Without answering, she barely waited for the car to come to a stop before she bolted out the door and ran as hard as she could in the direction of the stone fence bordering the property. When she reached the stone border and could go no farther, she folded at the base of a scrub oak and buried her face in her hands. In the distance, she heard cars passing out on the highway.

Seconds later, her dad came up behind her, heaving and out of breath. “JuJu? What’s wrong?”

She angrily shook her head. “Quit calling me that!”

“Calling you what?”

“I’m thirty-three years old. I graduated from Cornell University with honors. I hold a PhD in epidemiology and public health, and up until just recently, I garnered great respect for my work on prevention and control of foodborne illnesses.” Her fist pounded the hard dirt beside her. “My name is Juliet. Doctor Juliet Ryan.”

She fell to uncontrollable sobs, great wracking heaves of sobs. It was all too much—too many hopes and regrets and deep disappointment. Her heart was raw and exposed, sitting in the ashes of her burned dreams. Worse—her father’s lack of faith in her wounded as deeply as any sword thrust in her gut.

She sensed more than saw her dad sink to her side. He sat quiet as she cried herself out.

Finally, her lungs filled with ragged breaths, and she rested her burning eyes against her arms.

Birds sang overhead. Any other time, she’d marvel at the idyllic sound. Today, she simply lifted her face and brushed her nose with her hand.

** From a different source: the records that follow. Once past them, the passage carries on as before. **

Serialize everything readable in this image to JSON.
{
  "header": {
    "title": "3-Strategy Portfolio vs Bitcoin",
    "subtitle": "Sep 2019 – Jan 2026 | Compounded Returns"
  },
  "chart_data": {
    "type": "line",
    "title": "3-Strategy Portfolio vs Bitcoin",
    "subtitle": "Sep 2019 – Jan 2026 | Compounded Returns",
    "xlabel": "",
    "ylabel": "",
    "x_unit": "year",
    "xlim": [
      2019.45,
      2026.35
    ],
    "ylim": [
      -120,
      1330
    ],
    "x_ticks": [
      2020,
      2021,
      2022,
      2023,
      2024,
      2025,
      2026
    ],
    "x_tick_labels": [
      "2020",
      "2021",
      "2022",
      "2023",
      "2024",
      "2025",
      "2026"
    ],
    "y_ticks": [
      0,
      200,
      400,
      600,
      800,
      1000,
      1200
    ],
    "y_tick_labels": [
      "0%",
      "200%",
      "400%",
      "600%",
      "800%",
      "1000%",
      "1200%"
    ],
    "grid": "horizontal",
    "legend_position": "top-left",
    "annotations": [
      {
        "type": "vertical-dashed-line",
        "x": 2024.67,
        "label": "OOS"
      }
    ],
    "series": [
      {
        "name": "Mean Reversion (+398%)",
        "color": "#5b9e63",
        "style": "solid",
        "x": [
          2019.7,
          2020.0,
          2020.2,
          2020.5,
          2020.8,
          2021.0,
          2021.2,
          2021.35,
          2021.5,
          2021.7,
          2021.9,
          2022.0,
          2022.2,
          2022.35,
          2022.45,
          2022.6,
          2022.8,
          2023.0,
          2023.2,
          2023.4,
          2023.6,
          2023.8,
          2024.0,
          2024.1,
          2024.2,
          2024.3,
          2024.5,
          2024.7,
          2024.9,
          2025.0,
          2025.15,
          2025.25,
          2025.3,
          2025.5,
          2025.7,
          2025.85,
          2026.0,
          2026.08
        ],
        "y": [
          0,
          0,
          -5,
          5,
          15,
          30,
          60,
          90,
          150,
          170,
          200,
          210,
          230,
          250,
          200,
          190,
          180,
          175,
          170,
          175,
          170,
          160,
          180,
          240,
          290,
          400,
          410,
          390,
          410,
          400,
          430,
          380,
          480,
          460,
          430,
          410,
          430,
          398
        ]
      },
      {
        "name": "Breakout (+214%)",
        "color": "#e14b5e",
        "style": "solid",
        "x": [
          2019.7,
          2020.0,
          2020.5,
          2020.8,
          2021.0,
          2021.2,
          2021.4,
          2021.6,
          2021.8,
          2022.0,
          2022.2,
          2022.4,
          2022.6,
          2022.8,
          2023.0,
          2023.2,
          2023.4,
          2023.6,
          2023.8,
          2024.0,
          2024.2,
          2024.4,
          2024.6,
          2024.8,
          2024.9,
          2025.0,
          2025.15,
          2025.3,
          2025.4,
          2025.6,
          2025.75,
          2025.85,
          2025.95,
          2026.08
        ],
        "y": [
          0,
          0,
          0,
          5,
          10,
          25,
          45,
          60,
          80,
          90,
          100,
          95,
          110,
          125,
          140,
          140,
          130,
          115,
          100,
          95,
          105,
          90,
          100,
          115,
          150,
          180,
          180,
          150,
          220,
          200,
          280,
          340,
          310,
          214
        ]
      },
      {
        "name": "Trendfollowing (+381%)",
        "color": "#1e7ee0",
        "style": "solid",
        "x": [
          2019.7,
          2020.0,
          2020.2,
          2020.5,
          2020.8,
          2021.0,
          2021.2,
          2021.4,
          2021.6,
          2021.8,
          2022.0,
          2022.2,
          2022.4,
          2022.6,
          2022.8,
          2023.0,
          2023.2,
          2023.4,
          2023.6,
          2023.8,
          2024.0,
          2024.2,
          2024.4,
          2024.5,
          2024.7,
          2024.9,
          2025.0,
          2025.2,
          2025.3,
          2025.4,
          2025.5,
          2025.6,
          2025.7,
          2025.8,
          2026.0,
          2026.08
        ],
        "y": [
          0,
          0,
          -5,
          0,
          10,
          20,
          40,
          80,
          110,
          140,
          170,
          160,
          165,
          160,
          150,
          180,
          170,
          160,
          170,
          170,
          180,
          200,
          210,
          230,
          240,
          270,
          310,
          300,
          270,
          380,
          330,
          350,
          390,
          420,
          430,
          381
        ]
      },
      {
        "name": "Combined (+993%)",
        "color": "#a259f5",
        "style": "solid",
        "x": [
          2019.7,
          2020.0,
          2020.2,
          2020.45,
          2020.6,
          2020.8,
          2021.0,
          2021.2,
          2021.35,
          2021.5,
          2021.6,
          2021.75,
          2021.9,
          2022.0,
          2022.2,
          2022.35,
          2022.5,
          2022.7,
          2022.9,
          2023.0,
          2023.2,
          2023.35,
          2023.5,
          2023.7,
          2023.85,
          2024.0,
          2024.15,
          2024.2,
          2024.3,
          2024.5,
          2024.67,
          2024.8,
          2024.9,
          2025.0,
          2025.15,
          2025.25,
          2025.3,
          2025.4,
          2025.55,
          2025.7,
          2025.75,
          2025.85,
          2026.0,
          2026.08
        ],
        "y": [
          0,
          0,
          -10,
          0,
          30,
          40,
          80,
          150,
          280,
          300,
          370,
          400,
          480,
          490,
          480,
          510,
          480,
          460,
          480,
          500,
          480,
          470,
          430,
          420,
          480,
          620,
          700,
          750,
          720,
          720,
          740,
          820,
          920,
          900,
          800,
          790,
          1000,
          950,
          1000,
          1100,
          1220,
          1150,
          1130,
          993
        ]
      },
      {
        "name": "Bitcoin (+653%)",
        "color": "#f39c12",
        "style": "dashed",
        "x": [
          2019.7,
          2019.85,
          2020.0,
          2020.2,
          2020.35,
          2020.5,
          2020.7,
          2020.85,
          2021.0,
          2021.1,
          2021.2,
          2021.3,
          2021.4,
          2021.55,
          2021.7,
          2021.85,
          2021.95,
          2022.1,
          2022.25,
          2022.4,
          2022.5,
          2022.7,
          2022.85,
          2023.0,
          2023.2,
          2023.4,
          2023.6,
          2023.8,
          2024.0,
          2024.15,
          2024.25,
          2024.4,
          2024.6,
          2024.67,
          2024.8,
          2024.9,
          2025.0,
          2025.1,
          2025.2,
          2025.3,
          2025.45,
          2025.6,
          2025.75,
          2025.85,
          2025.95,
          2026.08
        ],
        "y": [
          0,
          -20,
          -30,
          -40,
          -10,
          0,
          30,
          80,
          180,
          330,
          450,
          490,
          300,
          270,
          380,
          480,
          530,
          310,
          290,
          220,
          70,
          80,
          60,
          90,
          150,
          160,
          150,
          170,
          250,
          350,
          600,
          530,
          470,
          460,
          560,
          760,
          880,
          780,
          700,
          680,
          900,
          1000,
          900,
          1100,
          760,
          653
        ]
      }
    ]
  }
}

She glanced over at her father then. He stared out at cars passing on the highway, his eyes red-rimmed. A pained look etched across his face.

“I know I failed you, Juliet. And I’m sorry.”

Tears filled her eyes again. She let his words sink in. Oddly, the apology she’d long waited for only served to highlight her own shortcomings.

Her father wasn’t entirely to blame for their broken relationship. He had a way of nailing her vulnerabilities to the wall, and frankly, she didn’t like looking at them. Sandy was right. He couldn’t hurt her like this if she didn’t care what he thought.

She gave a slight shrug. “Being so angry at you was fairly constructive, I suppose—I got a lot done. You were also my scapegoat anytime things went wrong. I could blame you—it was all your fault.”

She reached and took his hand.

His face turned earnest and unguarded. “I get up every morning and pray I can get through the day without somebody.” He swallowed against tears filling his own eyes. “I need you, kiddo. If you only knew how much.”

Her throat knotted. She leaned her head against his chest and whispered, “That’s the first time I’ve ever heard you say that.”

He squeezed her hand. “And I’m sorry for that too.”